Liar, Liar Pants on Fire
I first started writing this blog entry a year ago. At that time I had been reading books on addiction recovery and was noticing many similarities in those processes and the work I had been doing to uncover the root of some enduring behaviour patterns that I was wanting to change. As I was doing this deep dive, I came to a startling realization around deception and how it had played out in my thoughts and actions both towards myself and others.
I started to notice how often I have lied to both myself and others throughout my life - saying yes when I meant no, saying no when I wanted to say yes or staying silent when I wanted to speak up. And even little things like saying that I had read, heard, or done something in the throes of a great conversation with someone just so I could create a sense of belonging and feel like I fit in.
This lying was never done vindictively - It was not like a premeditated intent that I came into a situation with. Instead it tended to occur in the moment as a way to connect with whomever I was interacting with, fueled by the fear of being honest causing me to be excluded, or making me a cast out.
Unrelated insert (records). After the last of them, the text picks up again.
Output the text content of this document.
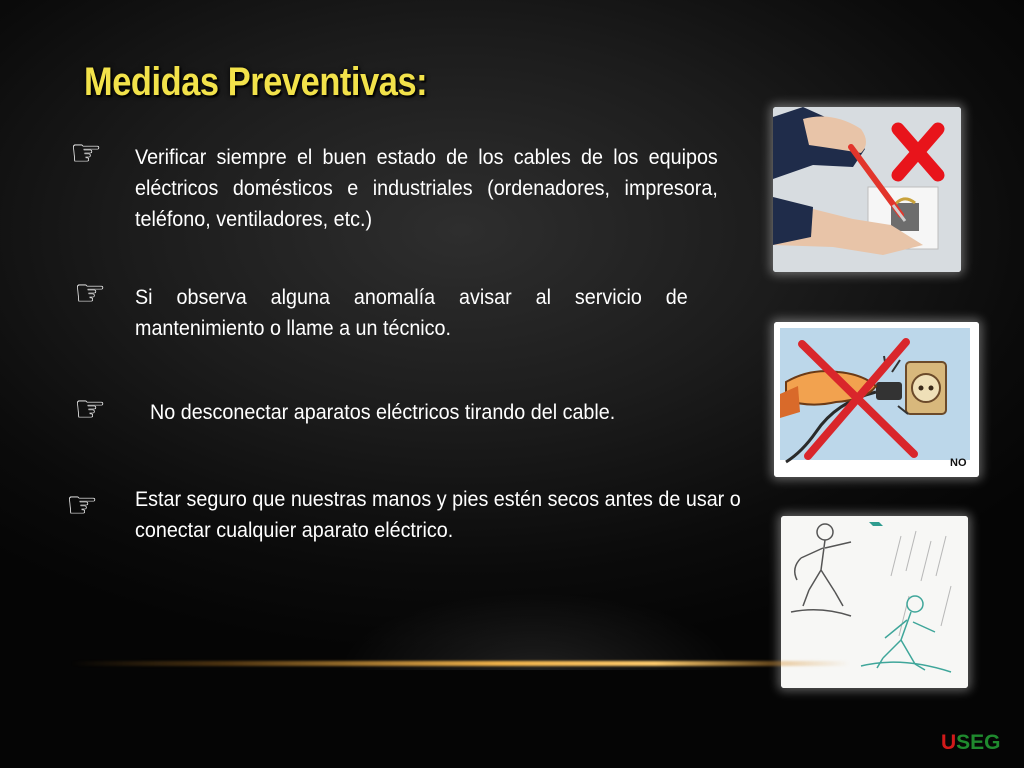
Medidas Preventivas:
☞ Verificar siempre el buen estado de los cables de los equipos eléctricos domésticos e industriales (ordenadores, impresora, teléfono, ventiladores, etc.)
☞ Si observa alguna anomalía avisar al servicio de mantenimiento o llame a un técnico.
☞ No desconectar aparatos eléctricos tirando del cable.
☞ Estar seguro que nuestras manos y pies estén secos antes de usar o conectar cualquier aparato eléctrico.
NO
USEG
I felt deep shame as I came to this realization. When the author talked about how much she had lied I remember thinking that seemed so hard to understand, why on Earth would someone do that....then as the book progressed and some examples were shared I realized I have done the very same thing, and often. Have you ever lied to get out of an invite to do something because it is just so much easier to do that versus telling the truth, that you just aren't able to make it or are not interested? Or have you lied to yourself by attending events that you really didn't want to because you felt that it was the right thing to do or because you didn't know how to say no thank you? Swallowing my feelings has been another way that I have lied - under the guise of being "laid back" I would not share my true thoughts and admit that something was bothering me or that I was not okay with something, I have lied about what I have wanted or not wanted in a relationship, a friendship, at work.
This may feel like a confession, and that is not really the purpose of my sharing. I wanted to share because I know that I am not alone in this practice. I feel like it happens more than we care to admit and is often partnered with a deep need to people please and a need to live up to internal and external expectations. I wanted to provide an opportunity for others who may also recognize this behaviour in themselves to feel seen. When I allowed myself to admit that I, too had been deceitful I felt a deep sense of shame. The message in my head was "but I am a good person...how can this be?" What I decided was that although I am not proud of this pattern, I was not going to punish myself for it. Instead I decided to become more aware and stop before I speak to ensure I am speaking authentically about how I feel.
These misrepresentations have hurt me over the years in many ways, and at times may have hurt others as they have not been able to know me as I truly am, and for who I truly am. While I cannot change what has already taken place, I can carry this awareness forward as I learn to stand comfortably in what I know to be my truth.